Pornnoppadol, Bond, and Lucas et al. generated “shuttles” comprising an scFV specific for CD98hc, the large neutral amino acid transporter heavy chain (LAT1) expressed on both BBB sides, fused to bivalent IgGs specific for neuron, astrocyte, or oligodendrocyte cell-surface proteins. CD98hc shuttles, injected i.v., entered the brain and co-localized with the targeted cell type. Shuttles pairing untargeted IgG with CD98hc remained in blood vessels. CD98hc shuttles were retained in the brain much longer than shuttles targeting transferrin receptors, which effectively mediated receptor internalization. CD98hc/TrkB agonistic antibody shuttles induced extended, strong, specific TrkB receptor signaling.

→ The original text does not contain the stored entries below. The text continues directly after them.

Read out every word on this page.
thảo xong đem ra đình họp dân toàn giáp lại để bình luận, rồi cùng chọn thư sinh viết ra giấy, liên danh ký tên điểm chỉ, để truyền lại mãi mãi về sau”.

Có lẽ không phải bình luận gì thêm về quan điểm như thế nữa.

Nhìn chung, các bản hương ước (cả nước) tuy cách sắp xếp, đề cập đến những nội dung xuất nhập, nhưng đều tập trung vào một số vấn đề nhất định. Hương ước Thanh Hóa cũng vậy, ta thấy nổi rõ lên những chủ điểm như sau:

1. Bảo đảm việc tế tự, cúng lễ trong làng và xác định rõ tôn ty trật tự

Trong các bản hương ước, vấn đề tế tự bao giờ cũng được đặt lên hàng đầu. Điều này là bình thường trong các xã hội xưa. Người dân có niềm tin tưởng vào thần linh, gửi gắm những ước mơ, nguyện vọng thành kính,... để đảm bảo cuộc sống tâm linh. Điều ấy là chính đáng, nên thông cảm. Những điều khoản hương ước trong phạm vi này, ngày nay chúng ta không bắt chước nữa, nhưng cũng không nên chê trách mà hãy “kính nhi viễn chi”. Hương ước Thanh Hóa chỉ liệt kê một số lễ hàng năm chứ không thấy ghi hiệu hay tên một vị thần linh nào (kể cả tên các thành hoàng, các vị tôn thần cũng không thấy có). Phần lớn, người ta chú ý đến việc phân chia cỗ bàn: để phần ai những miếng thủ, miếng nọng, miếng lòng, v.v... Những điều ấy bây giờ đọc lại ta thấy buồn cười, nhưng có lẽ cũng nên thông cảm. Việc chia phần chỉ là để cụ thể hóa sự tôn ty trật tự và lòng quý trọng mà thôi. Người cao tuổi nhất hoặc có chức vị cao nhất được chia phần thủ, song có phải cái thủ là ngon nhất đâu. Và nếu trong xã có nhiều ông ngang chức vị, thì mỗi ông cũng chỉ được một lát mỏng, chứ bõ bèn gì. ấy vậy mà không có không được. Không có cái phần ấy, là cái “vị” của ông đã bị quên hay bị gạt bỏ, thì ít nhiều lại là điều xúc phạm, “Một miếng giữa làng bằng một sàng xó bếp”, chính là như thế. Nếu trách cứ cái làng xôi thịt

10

Contributed by Paula Hochman
ABSTRACT: The inability of antibodies and other biologics to penetrate the blood-brain barrier (BBB) is a key limitation to their use in diagnostic, imaging, and therapeutic applications. One promising strategy is to deliver IgGs using a bispecific BBB shuttle, which involves fusing an IgG with a second affinity ligand that engages a cerebrovascular endothelial target and facilitates transport across the BBB. Nearly all prior efforts have focused on the transferrin receptor (TfR-1) as the prototypical endothelial target despite inherent delivery and safety challenges. Here we report bispecific antibody shuttles that engage CD98hc (also known as 4F2 and SLC3A2), the heavy chain of the large neutral amino acid transporter (LAT1), and efficiently transport IgGs into the brain parenchyma. Notably, CD98hc shuttles lead to much longer-lived brain retention of IgGs than TfR-1 shuttles while enabling more specific brain targeting due to limited CD98hc engagement in the brain parenchyma. We demonstrate the broad utility of the CD98hc shuttles by reformatting three existing IgGs as CD98hc bispecific shuttles and delivering them to the mouse brain parenchyma that either agonize a neuronal receptor (TrkB) or target other endogenous antigens on specific types of brain cells (neurons and astrocytes).